Dexter Fletcher, déjà coréalisateur du film Bohemian Rhapsody consacré à Freddie Mercury, tente d’expliquer dans Rocketman comment un petit garçon, pianiste prodige, rondouillard, timide et complexé, se transforme en une superstar mondiale. Reginald Dwight, fils d’un militaire égoïste, son père ne voulait pas d’enfant, et d’une mère volage qui l’aurait préféré hétéro, finira par se consoler en devenant Elton John. Le succès, l’argent et la gloire seront gagnés au prix d’une rançon excessive : alcool, toxicomanie, solitude et relations tumultueuses. Rocketman raconte comment Elton John est né en tuant Reginald Dwight, sachant que le premier ne s’est jamais vraiment remis de la mort du second.

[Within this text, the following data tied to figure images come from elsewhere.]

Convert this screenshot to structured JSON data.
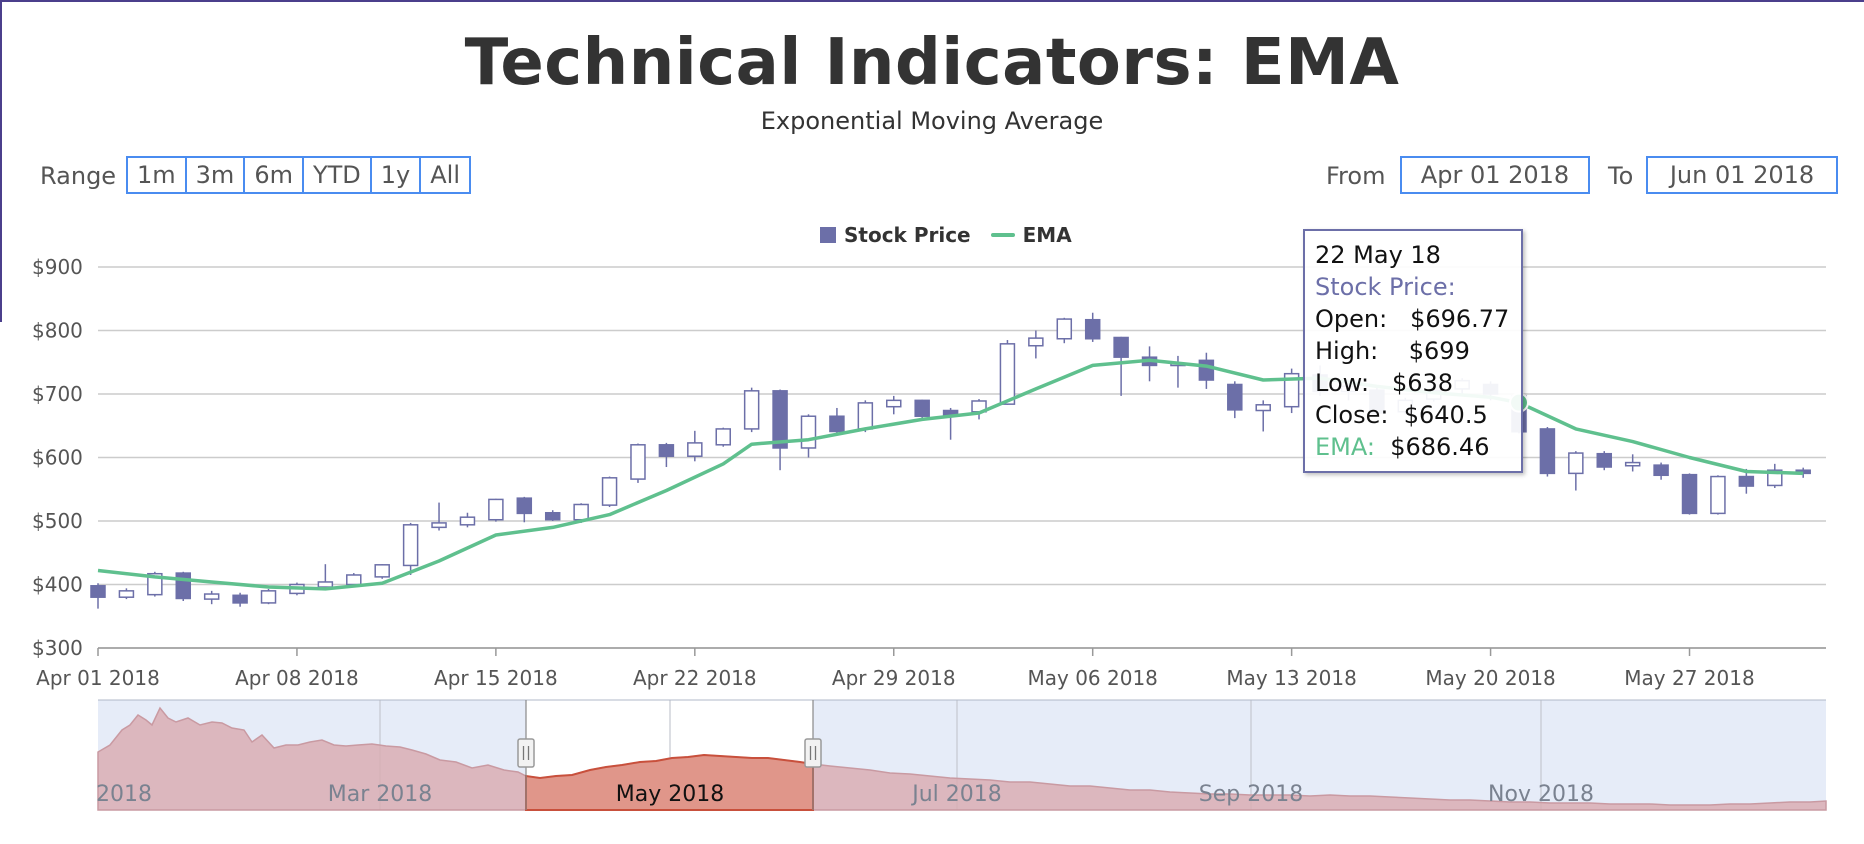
{
  "title": "Technical Indicators: EMA",
  "subtitle": "Exponential Moving Average",
  "range_selector": {
    "label": "Range",
    "buttons": [
      "1m",
      "3m",
      "6m",
      "YTD",
      "1y",
      "All"
    ],
    "from_label": "From",
    "from_value": "Apr 01 2018",
    "to_label": "To",
    "to_value": "Jun 01 2018"
  },
  "colors": {
    "candle": "#6c6fa8",
    "ema": "#5fc08e",
    "navigator_fill": "#d9aeb4",
    "navigator_selected": "#e0968a",
    "navigator_band": "#e6ecf8",
    "input_border": "#4a8cf0"
  },
  "tooltip": {
    "date": "22 May 18",
    "series": "Stock Price:",
    "open_label": "Open:",
    "open": "$696.77",
    "high_label": "High:",
    "high": "$699",
    "low_label": "Low:",
    "low": "$638",
    "close_label": "Close:",
    "close": "$640.5",
    "ema_label": "EMA:",
    "ema": "$686.46"
  },
  "navigator": {
    "labels": [
      "2018",
      "Mar 2018",
      "May 2018",
      "Jul 2018",
      "Sep 2018",
      "Nov 2018"
    ]
  },
  "chart_data": {
    "type": "candlestick",
    "legend": [
      "Stock Price",
      "EMA"
    ],
    "legend_position": "top-center",
    "y_ticks": [
      "$300",
      "$400",
      "$500",
      "$600",
      "$700",
      "$800",
      "$900"
    ],
    "ylim": [
      300,
      900
    ],
    "x_ticks": [
      "Apr 01 2018",
      "Apr 08 2018",
      "Apr 15 2018",
      "Apr 22 2018",
      "Apr 29 2018",
      "May 06 2018",
      "May 13 2018",
      "May 20 2018",
      "May 27 2018"
    ],
    "grid": true,
    "series": [
      {
        "name": "Stock Price",
        "points": [
          {
            "day": 0,
            "o": 398,
            "h": 402,
            "l": 362,
            "c": 380
          },
          {
            "day": 1,
            "o": 380,
            "h": 394,
            "l": 377,
            "c": 390
          },
          {
            "day": 2,
            "o": 384,
            "h": 420,
            "l": 381,
            "c": 417
          },
          {
            "day": 3,
            "o": 418,
            "h": 420,
            "l": 374,
            "c": 378
          },
          {
            "day": 4,
            "o": 377,
            "h": 390,
            "l": 369,
            "c": 385
          },
          {
            "day": 5,
            "o": 383,
            "h": 387,
            "l": 365,
            "c": 371
          },
          {
            "day": 6,
            "o": 371,
            "h": 393,
            "l": 369,
            "c": 390
          },
          {
            "day": 7,
            "o": 386,
            "h": 403,
            "l": 383,
            "c": 400
          },
          {
            "day": 8,
            "o": 396,
            "h": 432,
            "l": 391,
            "c": 404
          },
          {
            "day": 9,
            "o": 400,
            "h": 418,
            "l": 397,
            "c": 415
          },
          {
            "day": 10,
            "o": 412,
            "h": 432,
            "l": 409,
            "c": 431
          },
          {
            "day": 11,
            "o": 430,
            "h": 497,
            "l": 415,
            "c": 494
          },
          {
            "day": 12,
            "o": 490,
            "h": 529,
            "l": 485,
            "c": 497
          },
          {
            "day": 13,
            "o": 494,
            "h": 513,
            "l": 490,
            "c": 506
          },
          {
            "day": 14,
            "o": 502,
            "h": 535,
            "l": 499,
            "c": 534
          },
          {
            "day": 15,
            "o": 536,
            "h": 538,
            "l": 498,
            "c": 512
          },
          {
            "day": 16,
            "o": 513,
            "h": 517,
            "l": 500,
            "c": 502
          },
          {
            "day": 17,
            "o": 502,
            "h": 528,
            "l": 497,
            "c": 526
          },
          {
            "day": 18,
            "o": 525,
            "h": 570,
            "l": 522,
            "c": 568
          },
          {
            "day": 19,
            "o": 566,
            "h": 622,
            "l": 560,
            "c": 620
          },
          {
            "day": 20,
            "o": 620,
            "h": 623,
            "l": 585,
            "c": 602
          },
          {
            "day": 21,
            "o": 602,
            "h": 642,
            "l": 594,
            "c": 623
          },
          {
            "day": 22,
            "o": 620,
            "h": 647,
            "l": 617,
            "c": 645
          },
          {
            "day": 23,
            "o": 645,
            "h": 710,
            "l": 640,
            "c": 705
          },
          {
            "day": 24,
            "o": 705,
            "h": 707,
            "l": 580,
            "c": 615
          },
          {
            "day": 25,
            "o": 615,
            "h": 668,
            "l": 600,
            "c": 665
          },
          {
            "day": 26,
            "o": 665,
            "h": 678,
            "l": 638,
            "c": 641
          },
          {
            "day": 27,
            "o": 645,
            "h": 690,
            "l": 640,
            "c": 686
          },
          {
            "day": 28,
            "o": 680,
            "h": 697,
            "l": 668,
            "c": 690
          },
          {
            "day": 29,
            "o": 690,
            "h": 691,
            "l": 662,
            "c": 665
          },
          {
            "day": 30,
            "o": 674,
            "h": 678,
            "l": 628,
            "c": 666
          },
          {
            "day": 31,
            "o": 672,
            "h": 692,
            "l": 660,
            "c": 689
          },
          {
            "day": 32,
            "o": 684,
            "h": 785,
            "l": 683,
            "c": 779
          },
          {
            "day": 33,
            "o": 776,
            "h": 800,
            "l": 756,
            "c": 788
          },
          {
            "day": 34,
            "o": 787,
            "h": 820,
            "l": 780,
            "c": 818
          },
          {
            "day": 35,
            "o": 817,
            "h": 828,
            "l": 782,
            "c": 787
          },
          {
            "day": 36,
            "o": 789,
            "h": 790,
            "l": 697,
            "c": 758
          },
          {
            "day": 37,
            "o": 758,
            "h": 775,
            "l": 720,
            "c": 745
          },
          {
            "day": 38,
            "o": 745,
            "h": 760,
            "l": 710,
            "c": 748
          },
          {
            "day": 39,
            "o": 753,
            "h": 765,
            "l": 708,
            "c": 722
          },
          {
            "day": 40,
            "o": 715,
            "h": 720,
            "l": 662,
            "c": 675
          },
          {
            "day": 41,
            "o": 674,
            "h": 690,
            "l": 641,
            "c": 683
          },
          {
            "day": 42,
            "o": 680,
            "h": 740,
            "l": 670,
            "c": 732
          },
          {
            "day": 43,
            "o": 730,
            "h": 745,
            "l": 697,
            "c": 704
          },
          {
            "day": 44,
            "o": 704,
            "h": 720,
            "l": 690,
            "c": 712
          },
          {
            "day": 45,
            "o": 706,
            "h": 712,
            "l": 665,
            "c": 670
          },
          {
            "day": 46,
            "o": 672,
            "h": 694,
            "l": 668,
            "c": 690
          },
          {
            "day": 47,
            "o": 692,
            "h": 712,
            "l": 688,
            "c": 705
          },
          {
            "day": 48,
            "o": 708,
            "h": 725,
            "l": 700,
            "c": 721
          },
          {
            "day": 49,
            "o": 715,
            "h": 720,
            "l": 690,
            "c": 700
          },
          {
            "day": 50,
            "o": 696.77,
            "h": 699,
            "l": 638,
            "c": 640.5
          },
          {
            "day": 51,
            "o": 645,
            "h": 648,
            "l": 570,
            "c": 575
          },
          {
            "day": 52,
            "o": 575,
            "h": 610,
            "l": 548,
            "c": 607
          },
          {
            "day": 53,
            "o": 606,
            "h": 610,
            "l": 580,
            "c": 585
          },
          {
            "day": 54,
            "o": 587,
            "h": 605,
            "l": 578,
            "c": 592
          },
          {
            "day": 55,
            "o": 588,
            "h": 592,
            "l": 565,
            "c": 572
          },
          {
            "day": 56,
            "o": 573,
            "h": 575,
            "l": 510,
            "c": 512
          },
          {
            "day": 57,
            "o": 512,
            "h": 572,
            "l": 510,
            "c": 570
          },
          {
            "day": 58,
            "o": 570,
            "h": 582,
            "l": 543,
            "c": 555
          },
          {
            "day": 59,
            "o": 556,
            "h": 590,
            "l": 552,
            "c": 580
          },
          {
            "day": 60,
            "o": 580,
            "h": 584,
            "l": 568,
            "c": 575
          }
        ]
      },
      {
        "name": "EMA",
        "points": [
          [
            0,
            422
          ],
          [
            2,
            412
          ],
          [
            4,
            404
          ],
          [
            6,
            396
          ],
          [
            8,
            393
          ],
          [
            10,
            402
          ],
          [
            12,
            437
          ],
          [
            14,
            478
          ],
          [
            16,
            490
          ],
          [
            18,
            510
          ],
          [
            20,
            548
          ],
          [
            22,
            590
          ],
          [
            23,
            621
          ],
          [
            25,
            628
          ],
          [
            27,
            645
          ],
          [
            29,
            660
          ],
          [
            31,
            670
          ],
          [
            33,
            708
          ],
          [
            35,
            745
          ],
          [
            37,
            753
          ],
          [
            39,
            744
          ],
          [
            41,
            722
          ],
          [
            43,
            725
          ],
          [
            45,
            712
          ],
          [
            47,
            702
          ],
          [
            49,
            695
          ],
          [
            50,
            686.46
          ],
          [
            52,
            645
          ],
          [
            54,
            625
          ],
          [
            56,
            600
          ],
          [
            58,
            578
          ],
          [
            60,
            575
          ]
        ]
      }
    ]
  }
}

Les plus grandes stars génèrent toutes une bicéphalie quasi psychiatrique. Certaines ont la sagesse de se faire suivre par des spécialistes, d’autres s’effondrent littéralement sous le poids de la gloire, incapable d’y faire face. Le mystère du succès (et de la survie) d’Elton John réside en partie dans cette dichotomie autant que dans sa propension à avoir construit l’essentiel de son œuvre en une seule décennie de folie et d’excès (les années 70), avec son parolier Bernie Taupin. Le film évoque l’histoire d’un homme au sommet de la gloire en même temps qu’il subit les affres d’une déchéance physique et morale.
Un portrait sans aucune aspérité
On pourra cependant reprocher à Rocketman d’être un portrait facile, un portrait sans aucune aspérité, un portrait à la gloire unique d’Elton John ; le biopic est « ultra-autorisé » par la star qui en est aussi coproducteur. Certaines simplifications sont grossières, pour ne pas dire caricaturales, ne serait-ce que le positionnement du chanteur en quasi-monopole dans l’industrie du disque des années 70/80, comme si Bowie, Jagger, et tant d’autres n’avaient pas été d’incontournables rivaux malgré ses 300 millions d’albums vendus. On regrettera également le scénario fractionné de Lee Hall (auteur du script de Billy Elliot) qui rend difficile la mise en ordre chronologique des albums et chansons.
La collaboration privilégiée avec Bernie Taupin
Rocketman doit en premier lieu sa force aux extraordinaires mélodies d’un des plus merveilleux compositeurs de la pop-music. Le film aborde la collaboration privilégiée avec Bernie Taupin, permettant à ce dernier de mettre des mots sur l’autoportrait musical d’Elton John qui, d’album en album (jusqu’à Captain Fantastic – 1975), évoque l’enfant qu’il fut en constante opposition avec la créature scénique qu’il est devenu. Et puis les acteurs ! Taron Egerton (Elton John) et Jamie Bell (Bernie Taupin) sont époustouflants. Ils valent à eux seuls le prix du billet. En particulier Taron Egerton qui réussit à prêter une sensualité féline à la rock star la moins animale et la moins charnelle de l’histoire. Entendu que Rocketman donne surtout envie de se (re)plonger dans le catalogue musical d’Elton John, ce qui vaut au film, sinon l’absolution, du moins l’indulgence de ses nombreuses lacunes par omissions.